Surat bernomor http://UPTD.Penda.MGB/970.973/335/2026 yang ditandatangani Kepala UPTD M.T. Arismara Pranda, S.Sos.,M.Si pada 24 Agustus 2026 itu ditujukan kepada seluruh Pimpinan SPBU se-Kabupaten Manggarai Barat.

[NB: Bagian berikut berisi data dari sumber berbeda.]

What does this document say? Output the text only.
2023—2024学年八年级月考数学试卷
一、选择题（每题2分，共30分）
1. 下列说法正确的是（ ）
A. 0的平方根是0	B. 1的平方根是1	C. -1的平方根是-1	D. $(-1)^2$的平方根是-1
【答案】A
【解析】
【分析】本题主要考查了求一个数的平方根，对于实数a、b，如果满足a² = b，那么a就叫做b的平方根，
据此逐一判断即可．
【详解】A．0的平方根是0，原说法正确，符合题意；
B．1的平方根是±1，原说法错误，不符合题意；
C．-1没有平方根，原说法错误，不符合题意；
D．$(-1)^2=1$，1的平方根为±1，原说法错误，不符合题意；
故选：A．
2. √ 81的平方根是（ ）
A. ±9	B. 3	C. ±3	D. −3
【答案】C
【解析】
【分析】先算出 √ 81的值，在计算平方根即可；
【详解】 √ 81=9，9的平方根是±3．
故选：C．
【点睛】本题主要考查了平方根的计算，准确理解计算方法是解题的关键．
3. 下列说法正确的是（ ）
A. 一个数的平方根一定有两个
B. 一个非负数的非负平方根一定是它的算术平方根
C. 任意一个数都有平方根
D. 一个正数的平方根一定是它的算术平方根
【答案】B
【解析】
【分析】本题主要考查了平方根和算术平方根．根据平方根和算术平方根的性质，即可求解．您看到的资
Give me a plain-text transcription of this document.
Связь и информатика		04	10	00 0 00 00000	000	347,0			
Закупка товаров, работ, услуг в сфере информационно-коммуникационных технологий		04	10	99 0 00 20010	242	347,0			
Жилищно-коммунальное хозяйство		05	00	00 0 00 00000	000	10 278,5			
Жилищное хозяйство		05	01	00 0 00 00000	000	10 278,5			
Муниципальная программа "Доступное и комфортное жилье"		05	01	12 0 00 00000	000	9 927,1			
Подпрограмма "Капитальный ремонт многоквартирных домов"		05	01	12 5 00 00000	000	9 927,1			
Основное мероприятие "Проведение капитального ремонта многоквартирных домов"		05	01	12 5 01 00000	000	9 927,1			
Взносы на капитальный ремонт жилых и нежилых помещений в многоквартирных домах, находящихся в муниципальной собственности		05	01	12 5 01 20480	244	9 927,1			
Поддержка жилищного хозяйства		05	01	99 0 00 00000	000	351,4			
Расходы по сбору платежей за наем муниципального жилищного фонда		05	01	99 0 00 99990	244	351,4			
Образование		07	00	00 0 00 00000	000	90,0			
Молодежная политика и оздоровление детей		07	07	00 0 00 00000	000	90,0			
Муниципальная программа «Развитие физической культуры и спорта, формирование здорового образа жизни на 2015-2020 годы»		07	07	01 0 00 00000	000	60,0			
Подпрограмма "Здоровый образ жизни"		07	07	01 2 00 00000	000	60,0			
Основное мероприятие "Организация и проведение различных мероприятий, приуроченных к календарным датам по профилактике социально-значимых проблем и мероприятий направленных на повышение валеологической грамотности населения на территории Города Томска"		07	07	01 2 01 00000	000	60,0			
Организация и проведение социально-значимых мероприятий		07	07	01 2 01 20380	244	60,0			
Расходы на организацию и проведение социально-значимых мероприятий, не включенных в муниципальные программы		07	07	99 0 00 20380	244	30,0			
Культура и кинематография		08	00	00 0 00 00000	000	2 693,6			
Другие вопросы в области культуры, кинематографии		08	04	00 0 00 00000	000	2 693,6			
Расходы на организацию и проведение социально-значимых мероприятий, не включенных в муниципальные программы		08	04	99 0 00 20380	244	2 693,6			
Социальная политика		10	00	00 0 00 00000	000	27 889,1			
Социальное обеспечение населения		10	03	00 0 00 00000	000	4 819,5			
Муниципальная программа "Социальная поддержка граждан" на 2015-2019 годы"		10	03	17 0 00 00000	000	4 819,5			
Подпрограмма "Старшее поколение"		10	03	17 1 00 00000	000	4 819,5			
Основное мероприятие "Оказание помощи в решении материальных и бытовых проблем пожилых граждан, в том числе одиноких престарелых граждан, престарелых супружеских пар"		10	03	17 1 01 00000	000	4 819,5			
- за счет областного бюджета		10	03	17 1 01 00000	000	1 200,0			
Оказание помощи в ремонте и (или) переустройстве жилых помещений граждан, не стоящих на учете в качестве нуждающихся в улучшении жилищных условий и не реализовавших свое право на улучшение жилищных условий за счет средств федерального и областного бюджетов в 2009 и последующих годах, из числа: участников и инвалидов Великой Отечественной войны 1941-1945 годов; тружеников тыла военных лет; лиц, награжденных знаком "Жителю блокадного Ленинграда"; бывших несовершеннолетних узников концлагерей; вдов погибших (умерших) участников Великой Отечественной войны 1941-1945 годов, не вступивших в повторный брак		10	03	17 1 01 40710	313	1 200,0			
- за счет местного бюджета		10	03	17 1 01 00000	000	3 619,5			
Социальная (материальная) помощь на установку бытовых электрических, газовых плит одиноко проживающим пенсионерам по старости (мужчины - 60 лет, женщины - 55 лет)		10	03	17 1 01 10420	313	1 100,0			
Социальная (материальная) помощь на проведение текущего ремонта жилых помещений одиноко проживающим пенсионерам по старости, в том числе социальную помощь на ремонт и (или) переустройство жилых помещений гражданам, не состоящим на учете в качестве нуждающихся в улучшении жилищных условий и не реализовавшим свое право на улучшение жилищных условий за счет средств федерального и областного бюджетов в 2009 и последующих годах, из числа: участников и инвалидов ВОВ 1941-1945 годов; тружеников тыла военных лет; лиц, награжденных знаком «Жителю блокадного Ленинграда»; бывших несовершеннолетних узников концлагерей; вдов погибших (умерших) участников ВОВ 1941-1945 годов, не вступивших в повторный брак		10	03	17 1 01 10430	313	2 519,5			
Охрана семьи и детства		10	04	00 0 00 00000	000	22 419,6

1. Pelaksanaan Pergub Pajak Kendaraan Ditunda
Dalam surat tersebut disebutkan, pelaksanaan Peraturan Gubernur NTT Nomor 13 Tahun 2025 tentang Optimalisasi Pajak Kendaraan Bermotor, Pajak Bahan Bakar Kendaraan Bermotor dan Pajak Alat Berat sementara ditunda sampai ada pemberitahuan lebih lanjut dari Pemprov.
Penundaan ini menindaklanjuti Surat Nota Dinas Kepala Bapenda Prov NTT Nomor: 900.1.13.1/2640/BPAD 1.2 tanggal 18 Agustus 2026.
2. SPBU Wajib Layani Kendaraan Bantuan Bencana
Poin kedua, Labuan Bajo sebagai pintu masuk kendaraan bantuan bencana gempa tektonik Flores diminta mendapat prioritas.
“Dimohon kerjasamanya dalam pelayanan pengisian BBM Kendaraan Bermotor pada SPBU saudara,” tulis surat tersebut.
3. BBM Subsidi untuk Logistik Bantuan
SPBU juga diminta membantu kendaraan plat dalam dan luar daerah yang membawa/mendistribusikan bantuan logistik.
Khususnya untuk pengisian BBM bersubsidi jenis Solar dan Pertalite agar distribusi bantuan ke wilayah terdampak tidak terhambat.
Surat ini dikeluarkan sebagai langkah percepatan penanganan dampak gempa di Mabar yang hingga kini tercatat 9.547 rumah terdampak.